Levels of structural organization in proteins
Primary structure
Analytical and synthetic procedures reveal only the primary structure of the proteins—that is, the amino acid sequence of the peptide chains. They do not reveal information about the conformation (arrangement in space) of the peptide chain—that is, whether the peptide chain is present as a long straight thread or is irregularly coiled and folded into a globule. The configuration, or conformation, of a protein is determined by mutual attraction or repulsion of polar or nonpolar groups in the side chains (R groups) of the amino acids. The former have positive or negative charges in their side chains; the latter repel water but attract each other. Some parts of a peptide chain containing 100 to 200 amino acids may form a loop, or helix; others may be straight or form irregular coils.

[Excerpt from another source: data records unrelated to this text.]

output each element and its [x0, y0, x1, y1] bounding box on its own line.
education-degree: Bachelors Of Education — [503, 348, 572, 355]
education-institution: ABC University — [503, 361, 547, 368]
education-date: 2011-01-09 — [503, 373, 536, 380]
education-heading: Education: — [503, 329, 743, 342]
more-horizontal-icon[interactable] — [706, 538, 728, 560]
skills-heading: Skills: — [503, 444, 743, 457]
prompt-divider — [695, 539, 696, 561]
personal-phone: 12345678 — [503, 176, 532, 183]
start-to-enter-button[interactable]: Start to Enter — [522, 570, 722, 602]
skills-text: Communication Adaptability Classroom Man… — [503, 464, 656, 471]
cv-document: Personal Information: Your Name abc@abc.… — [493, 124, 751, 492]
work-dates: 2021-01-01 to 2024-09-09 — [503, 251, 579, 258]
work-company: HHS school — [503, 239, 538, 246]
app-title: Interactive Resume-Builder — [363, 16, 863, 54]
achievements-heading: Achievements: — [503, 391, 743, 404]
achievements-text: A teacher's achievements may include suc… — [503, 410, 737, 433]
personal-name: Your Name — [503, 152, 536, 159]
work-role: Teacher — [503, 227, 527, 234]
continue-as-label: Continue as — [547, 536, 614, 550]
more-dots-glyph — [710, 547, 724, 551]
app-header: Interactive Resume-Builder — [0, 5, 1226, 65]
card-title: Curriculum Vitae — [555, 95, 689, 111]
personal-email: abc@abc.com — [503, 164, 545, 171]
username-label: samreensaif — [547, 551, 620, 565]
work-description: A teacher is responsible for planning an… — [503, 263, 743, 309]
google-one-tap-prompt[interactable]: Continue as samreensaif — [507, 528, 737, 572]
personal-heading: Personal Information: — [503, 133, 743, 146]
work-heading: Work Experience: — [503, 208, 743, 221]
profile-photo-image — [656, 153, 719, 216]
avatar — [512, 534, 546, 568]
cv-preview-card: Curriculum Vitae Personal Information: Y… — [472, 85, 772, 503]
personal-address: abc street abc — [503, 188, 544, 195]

The terms secondary, tertiary, and quaternary structure are frequently applied to the configuration of the peptide chain of a protein. A nomenclature committee of the International Union of Biochemistry (IUB) has defined these terms as follows: The primary structure of a protein is determined by its amino acid sequence without any regard for the arrangement of the peptide chain in space. The secondary structure is determined by the spatial arrangement of the main peptide chain without any regard for the conformation of side chains or other segments of the main chain. The tertiary structure is determined by both the side chains and other adjacent segments of the main chain, without regard for neighbouring peptide chains. Finally, the term quaternary structure is used for the arrangement of identical or different subunits of a large protein in which each subunit is a separate peptide chain.